Defense Secretary Hegseth intervened to block the promotions of at least six military officers, including two Black men and two women who were on track to become one-star generals, NPR confirmed. A U.S. official said Hegseth has been removing senior officers deemed ideologically incompatible.

Pentagon spokesman Sean Parnell called the reporting “fake news,” adding that “under Secretary Hegseth, military promotions are given to those who have earned them. Meritocracy, which reigns in this Department, is apolitical and unbiased.”

Sen. Jack Reed of Rhode Island, the ranking Democrat on the Armed Services Committee, said he is investigating the allegations. “If these reports are accurate, Secretary Hegseth’s decision to remove four decorated officers from a promotion list after having been selected by their peers for their merit and performance is not only outrageous, it would be illegal,” Reed said. “Denying the promotions of individual officers based on their race or gender would betray every principle of merit-based service military officers uphold throughout their careers.”


And in the Caribbean Sea, a team of researchers watched something almost nobody has ever seen. A sperm whale gave birth while eleven other whales held still around her and then, for three hours afterward, took turns lifting the newborn calf to the surface so it could breathe.

The birth was captured by drone cameras and underwater microphones. The findings, published Friday in the journals Science and Scientific Reports, give the most detailed recording of a sperm whale birth ever documented, NPR reported. The mother, identified through years of field observation, is a whale named Rounder. Half the whales who helped her weren’t related to her at all.
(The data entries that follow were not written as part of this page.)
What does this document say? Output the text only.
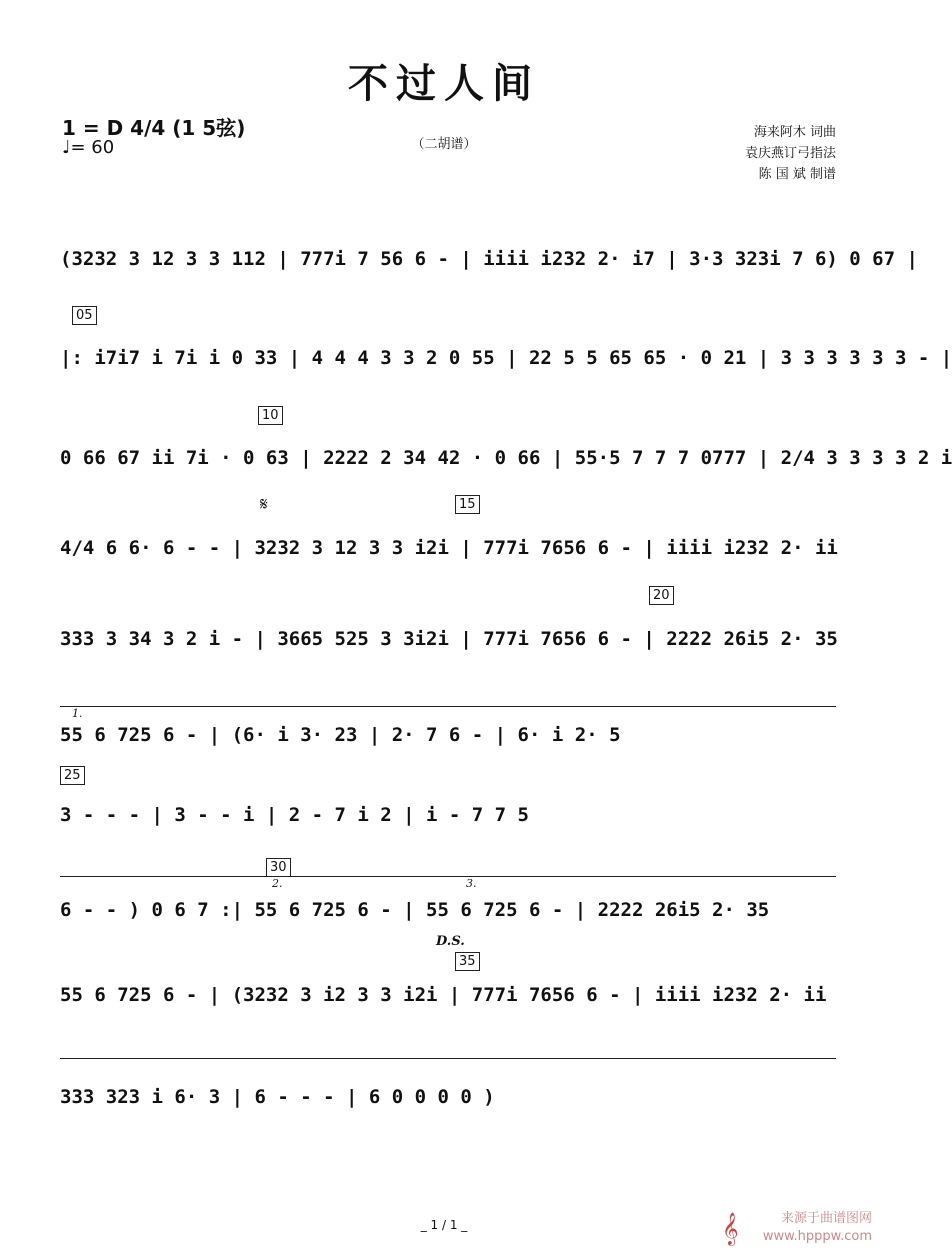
不过人间
1 = D 4/4 (1 5弦)
♩= 60	（二胡谱）
海来阿木 词曲
袁庆燕订弓指法
陈 国 斌 制谱
(3232 3 12 3 3 112 | 777i 7 56 6 - | iiii i232 2· i7 | 3·3 323i 7 6) 0 67 |
|: i7i7 i 7i i 0 33 | 4 4 4 3 3 2 0 55 | 22 5 5 65 65 · 0 21 | 3 3 3 3 3 3 - |
0 66 67 ii 7i · 0 63 | 2222 2 34 42 · 0 66 | 55·5 7 7 7 0777 | 2/4 3 3 3 3 2 i
4/4 6 6· 6 - - | 3232 3 12 3 3 i2i | 777i 7656 6 - | iiii i232 2· ii
333 3 34 3 2 i - | 3665 525 3 3i2i | 777i 7656 6 - | 2222 26i5 2· 35
55 6 725 6 - | (6· i 3· 23 | 2· 7 6 - | 6· i 2· 5
3 - - - | 3 - - i | 2 - 7 i 2 | i - 7 7 5
6 - - ) 0 6 7 :| 55 6 725 6 - | 55 6 725 6 - | 2222 26i5 2· 35
55 6 725 6 - | (3232 3 i2 3 3 i2i | 777i 7656 6 - | iiii i232 2· ii
333 323 i 6· 3 | 6 - - - | 6 0 0 0 0 )
05
10
15
20
25
30
35
1.
2.	3.
𝄋
D.S.
_ 1 / 1 _	𝄞	来源于曲谱图网
www.hpppw.com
“The behaviors that we’re seeing reflect a complex cooperative society that can’t just be explained by ‘Oh, you’re related,’” lead biologist Shane Gero told NPR. “There’s something richer there, in which they live in a society where the expectation is ‘I will help you so you will help me.’”

Eleven whales in the water. Holding still. Waiting. Then every one of them, family and stranger alike, taking turns lifting the calf so it could breathe. Scientists recorded every minute of it, and it was published on Friday in a journal called Science. The full picture includes this, too.